En los últimos años hemos sido testigos de cómo los niveles de vulgaridad en los medios de comunicación, los patrocinios comerciales y la llamada “influencia digital” han alcanzado niveles preocupantes. Como terapeuta, no puedo dejar de señalar el impacto que esto tiene en la salud mental y en la formación del pensamiento crítico de nuestros jóvenes.
Hoy, muchos influencers y patrocinadores validan comportamientos que reducen la dignidad humana, normalizando un lenguaje y unas actitudes que degradan más de lo que construyen. Peor aún, la política partidista se ha unido a este espectáculo, convirtiéndose en un escenario donde el fanatismo suplanta la reflexión y la ciudadanía pierde su capacidad de cuestionar.
El peligro es evidente: una generación que consume sin filtro, que sigue tendencias sin preguntarse quién las promueve ni con qué intención.

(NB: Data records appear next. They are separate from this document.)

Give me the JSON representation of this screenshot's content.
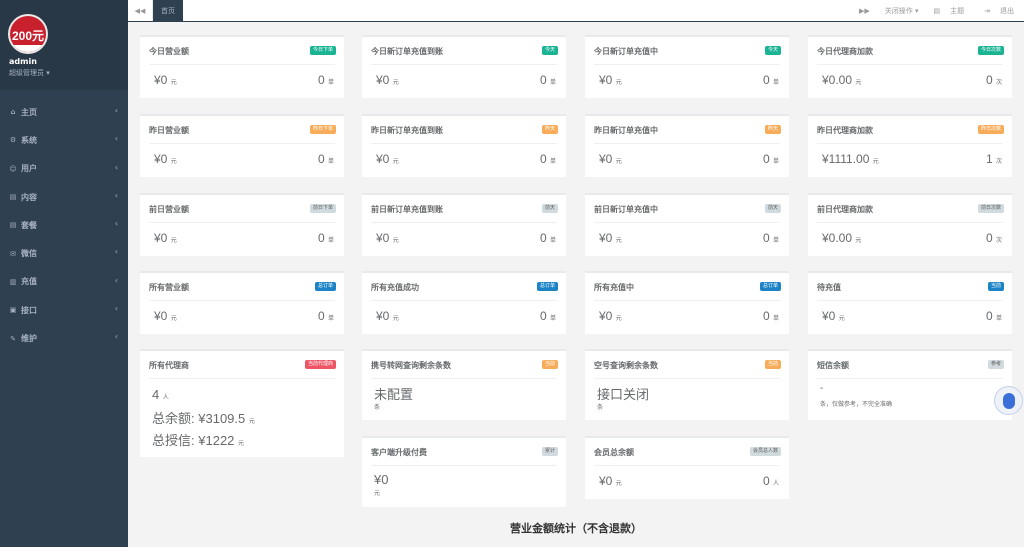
{
  "sidebar": {
    "profile": {
      "avatar_text": "200元",
      "name": "admin",
      "role": "超级管理员 ▾"
    },
    "menu": [
      {
        "label": "主页",
        "icon": "home-icon",
        "glyph": "⌂"
      },
      {
        "label": "系统",
        "icon": "cogs-icon",
        "glyph": "⚙"
      },
      {
        "label": "用户",
        "icon": "users-icon",
        "glyph": "☺"
      },
      {
        "label": "内容",
        "icon": "file-icon",
        "glyph": "▤"
      },
      {
        "label": "套餐",
        "icon": "file-text-icon",
        "glyph": "▤"
      },
      {
        "label": "微信",
        "icon": "wechat-icon",
        "glyph": "✉"
      },
      {
        "label": "充值",
        "icon": "recharge-icon",
        "glyph": "▥"
      },
      {
        "label": "接口",
        "icon": "interface-icon",
        "glyph": "▣"
      },
      {
        "label": "维护",
        "icon": "wrench-icon",
        "glyph": "✎"
      }
    ],
    "arrow": "‹"
  },
  "topbar": {
    "back_glyph": "◀◀",
    "active_tab": "首页",
    "forward_glyph": "▶▶",
    "close_ops": "关闭操作 ▾",
    "theme": "主题",
    "theme_glyph": "▤",
    "logout": "退出",
    "logout_glyph": "⇥"
  },
  "cards": [
    {
      "title": "今日营业额",
      "badge": "今日下单",
      "value": "¥0",
      "vunit": "元",
      "count": "0",
      "cunit": "单"
    },
    {
      "title": "今日新订单充值到账",
      "badge": "今天",
      "value": "¥0",
      "vunit": "元",
      "count": "0",
      "cunit": "单"
    },
    {
      "title": "今日新订单充值中",
      "badge": "今天",
      "value": "¥0",
      "vunit": "元",
      "count": "0",
      "cunit": "单"
    },
    {
      "title": "今日代理商加款",
      "badge": "今日次数",
      "value": "¥0.00",
      "vunit": "元",
      "count": "0",
      "cunit": "次"
    },
    {
      "title": "昨日营业额",
      "badge": "昨日下单",
      "value": "¥0",
      "vunit": "元",
      "count": "0",
      "cunit": "单"
    },
    {
      "title": "昨日新订单充值到账",
      "badge": "昨天",
      "value": "¥0",
      "vunit": "元",
      "count": "0",
      "cunit": "单"
    },
    {
      "title": "昨日新订单充值中",
      "badge": "昨天",
      "value": "¥0",
      "vunit": "元",
      "count": "0",
      "cunit": "单"
    },
    {
      "title": "昨日代理商加款",
      "badge": "昨日次数",
      "value": "¥1111.00",
      "vunit": "元",
      "count": "1",
      "cunit": "次"
    },
    {
      "title": "前日营业额",
      "badge": "前日下单",
      "value": "¥0",
      "vunit": "元",
      "count": "0",
      "cunit": "单"
    },
    {
      "title": "前日新订单充值到账",
      "badge": "前天",
      "value": "¥0",
      "vunit": "元",
      "count": "0",
      "cunit": "单"
    },
    {
      "title": "前日新订单充值中",
      "badge": "前天",
      "value": "¥0",
      "vunit": "元",
      "count": "0",
      "cunit": "单"
    },
    {
      "title": "前日代理商加款",
      "badge": "前日次数",
      "value": "¥0.00",
      "vunit": "元",
      "count": "0",
      "cunit": "次"
    },
    {
      "title": "所有营业额",
      "badge": "总订单",
      "value": "¥0",
      "vunit": "元",
      "count": "0",
      "cunit": "单"
    },
    {
      "title": "所有充值成功",
      "badge": "总订单",
      "value": "¥0",
      "vunit": "元",
      "count": "0",
      "cunit": "单"
    },
    {
      "title": "所有充值中",
      "badge": "总订单",
      "value": "¥0",
      "vunit": "元",
      "count": "0",
      "cunit": "单"
    },
    {
      "title": "待充值",
      "badge": "当前",
      "value": "¥0",
      "vunit": "元",
      "count": "0",
      "cunit": "单"
    }
  ],
  "agents": {
    "title": "所有代理商",
    "badge": "当前代理商",
    "count": "4",
    "count_unit": "人",
    "balance_label": "总余额:",
    "balance": "¥3109.5",
    "balance_unit": "元",
    "credit_label": "总授信:",
    "credit": "¥1222",
    "credit_unit": "元"
  },
  "portability": {
    "title": "携号转网查询剩余条数",
    "badge": "当前",
    "value": "未配置",
    "unit": "条"
  },
  "emptyno": {
    "title": "空号查询剩余条数",
    "badge": "当前",
    "value": "接口关闭",
    "unit": "条"
  },
  "sms": {
    "title": "短信余额",
    "badge": "参考",
    "value": "-",
    "note": "条，仅做参考，不完全准确"
  },
  "upgrade": {
    "title": "客户端升级付费",
    "badge": "累计",
    "value": "¥0",
    "unit": "元"
  },
  "members": {
    "title": "会员总余额",
    "badge": "会员总人数",
    "value": "¥0",
    "vunit": "元",
    "count": "0",
    "cunit": "人"
  },
  "section_title": "营业金额统计（不含退款）"
}
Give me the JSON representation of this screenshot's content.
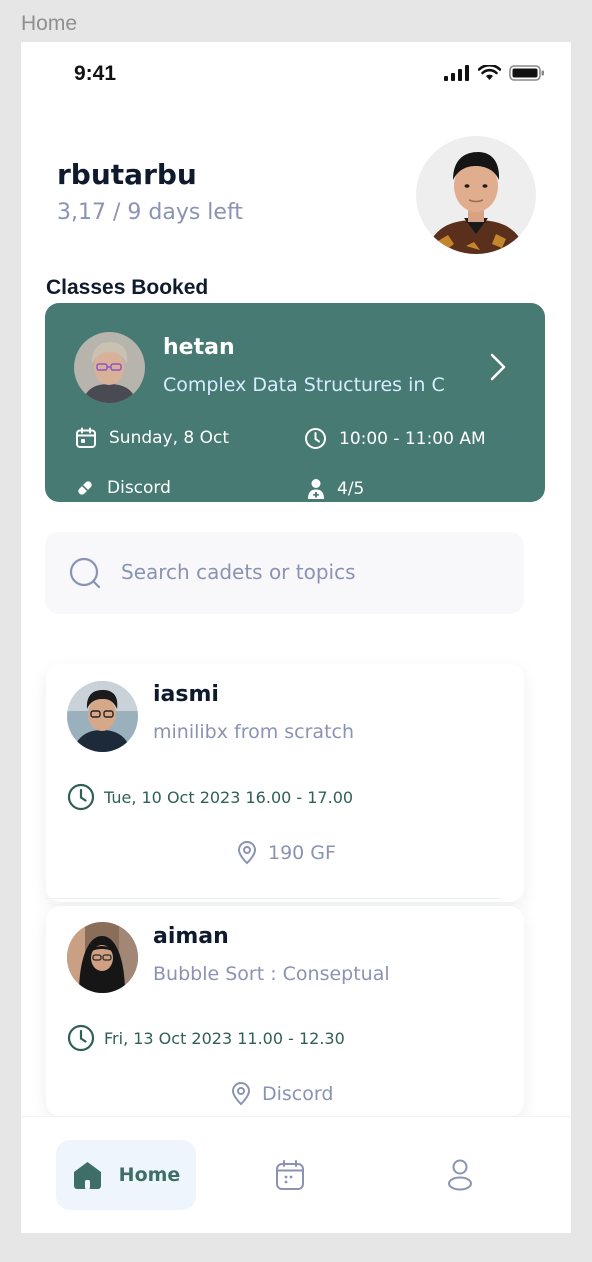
{
  "frame": {
    "label": "Home"
  },
  "status_bar": {
    "time": "9:41"
  },
  "user": {
    "name": "rbutarbu",
    "subtitle": "3,17 / 9 days left"
  },
  "sections": {
    "classes_booked": "Classes Booked"
  },
  "booked_class": {
    "name": "hetan",
    "topic": "Complex Data Structures in C",
    "date": "Sunday, 8 Oct",
    "time": "10:00 - 11:00 AM",
    "location": "Discord",
    "attendees": "4/5",
    "card_color": "#467a72"
  },
  "search": {
    "placeholder": "Search cadets or topics"
  },
  "classes": [
    {
      "name": "iasmi",
      "topic": "minilibx from scratch",
      "datetime": "Tue, 10 Oct 2023 16.00 - 17.00",
      "location": "190 GF"
    },
    {
      "name": "aiman",
      "topic": "Bubble Sort : Conseptual",
      "datetime": "Fri, 13 Oct 2023 11.00 - 12.30",
      "location": "Discord"
    }
  ],
  "nav": {
    "home_label": "Home",
    "active_color": "#3d6f67",
    "active_bg": "#eef5fc"
  },
  "icons": {
    "status": [
      "cellular-signal-icon",
      "wifi-icon",
      "battery-icon"
    ],
    "booked_meta": [
      "calendar-icon",
      "clock-icon",
      "link-icon",
      "person-add-icon"
    ],
    "nav": [
      "home-icon",
      "calendar-icon",
      "profile-icon"
    ]
  }
}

Y cuando un joven deja de pensar críticamente, deja de ser un ciudadano capaz de transformar su sociedad.
No estoy en contra de la diversión ni del entretenimiento, pero sí de la vulgaridad y la manipulación como herramientas para adormecer a quienes representan el futuro. Mi llamado es claro: rescatemos la capacidad de pensar, analizar y cuestionar. Porque un ciudadano sin criterio es un ciudadano sin futuro.